Early onset of pruritus relief was also observed:
- For the percentage of participants achieving a Worst Pruritus Numerical Rating Scale of 0 or 1 (WP-NRS 0/1) at Week 4 among those with baseline WP-NRS > 1, upadacitinib showed 16.1% compared to 2.8% for dupilumab. The adjusted response rate difference was 13.2% (95% Confidence Interval 9.6%-16.9%), with a p-value of 0.0001.
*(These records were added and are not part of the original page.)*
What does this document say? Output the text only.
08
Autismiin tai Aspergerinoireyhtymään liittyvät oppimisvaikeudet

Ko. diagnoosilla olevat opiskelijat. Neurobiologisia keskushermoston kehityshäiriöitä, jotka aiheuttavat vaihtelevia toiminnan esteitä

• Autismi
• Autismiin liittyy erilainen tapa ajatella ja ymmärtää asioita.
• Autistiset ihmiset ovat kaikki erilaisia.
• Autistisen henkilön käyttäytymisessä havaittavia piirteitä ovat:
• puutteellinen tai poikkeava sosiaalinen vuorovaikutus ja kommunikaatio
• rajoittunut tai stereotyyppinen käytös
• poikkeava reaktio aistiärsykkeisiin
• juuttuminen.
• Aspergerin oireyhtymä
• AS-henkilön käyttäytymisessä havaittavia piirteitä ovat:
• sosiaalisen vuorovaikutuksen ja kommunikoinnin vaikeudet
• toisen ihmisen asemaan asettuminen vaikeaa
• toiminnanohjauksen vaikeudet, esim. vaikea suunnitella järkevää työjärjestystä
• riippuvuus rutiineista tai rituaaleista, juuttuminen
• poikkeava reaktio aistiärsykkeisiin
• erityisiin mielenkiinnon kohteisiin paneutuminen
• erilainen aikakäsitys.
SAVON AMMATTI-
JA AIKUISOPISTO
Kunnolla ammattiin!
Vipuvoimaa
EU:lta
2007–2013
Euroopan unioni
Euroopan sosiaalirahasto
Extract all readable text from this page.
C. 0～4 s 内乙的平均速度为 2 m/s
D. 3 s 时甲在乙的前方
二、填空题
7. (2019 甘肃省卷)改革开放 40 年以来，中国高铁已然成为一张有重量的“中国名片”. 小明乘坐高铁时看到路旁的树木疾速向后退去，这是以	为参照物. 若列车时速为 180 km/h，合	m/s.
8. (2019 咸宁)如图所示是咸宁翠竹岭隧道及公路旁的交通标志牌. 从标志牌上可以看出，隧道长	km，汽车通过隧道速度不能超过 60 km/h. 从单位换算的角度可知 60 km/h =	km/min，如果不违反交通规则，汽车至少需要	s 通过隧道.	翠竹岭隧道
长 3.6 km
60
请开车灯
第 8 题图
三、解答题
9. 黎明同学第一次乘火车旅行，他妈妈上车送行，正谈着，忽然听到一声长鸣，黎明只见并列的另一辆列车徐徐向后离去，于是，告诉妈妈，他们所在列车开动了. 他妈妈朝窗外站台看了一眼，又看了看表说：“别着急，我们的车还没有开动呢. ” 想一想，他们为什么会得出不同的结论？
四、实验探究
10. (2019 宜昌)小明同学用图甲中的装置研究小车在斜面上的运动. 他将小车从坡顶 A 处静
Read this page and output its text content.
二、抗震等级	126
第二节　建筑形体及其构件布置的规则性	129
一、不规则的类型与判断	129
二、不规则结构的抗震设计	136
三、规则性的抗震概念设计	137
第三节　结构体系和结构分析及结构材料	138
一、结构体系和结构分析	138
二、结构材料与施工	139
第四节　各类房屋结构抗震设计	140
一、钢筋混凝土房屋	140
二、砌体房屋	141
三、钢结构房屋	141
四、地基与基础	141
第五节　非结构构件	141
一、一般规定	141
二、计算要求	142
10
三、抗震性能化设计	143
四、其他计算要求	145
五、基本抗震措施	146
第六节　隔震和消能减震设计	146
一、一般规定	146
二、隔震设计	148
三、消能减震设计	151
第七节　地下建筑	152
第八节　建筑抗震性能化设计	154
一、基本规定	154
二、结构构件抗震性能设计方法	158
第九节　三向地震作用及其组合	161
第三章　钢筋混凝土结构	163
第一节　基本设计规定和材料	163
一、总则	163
- For the percentage of participants achieving a Worst Pruritus Numerical Rating Scale of 0 or 1 (WP-NRS 0/1) at Week 2 among those with baseline WP-NRS > 1, upadacitinib showed 7.7% compared to 1.3% for dupilumab. The adjusted response rate difference was 6.4% (95% Confidence Interval 3.8%-9.1%), with a p-value of 0.0001.
What this means
The results indicate that upadacitinib demonstrated superior efficacy compared to dupilumab across several key measures of atopic dermatitis disease activity and pruritus relief. The significantly higher percentages of participants achieving EASI 90, combined EASI 90 and WP-NRS 0/1, and improvements in pruritus, along with the rapid onset of pruritus relief, suggest that upadacitinib may offer a more effective treatment option for adolescent and adult participants with moderate to severe atopic dermatitis who have had an inadequate response to prior systemic therapies.
Source
The information regarding these trial results was obtained from ClinicalTrials.gov, a public database of clinical studies. The results for study NCT05601882, titled "A Study to Evaluate Adverse Events and Change in Disease Activity Comparing Oral Upadacitinib to Subcutaneous Dupilumab in Adolescent and Adult Participants With Moderate to Severe Atopic Dermatitis," were posted on 2025-02-14 on clinicaltrials.gov.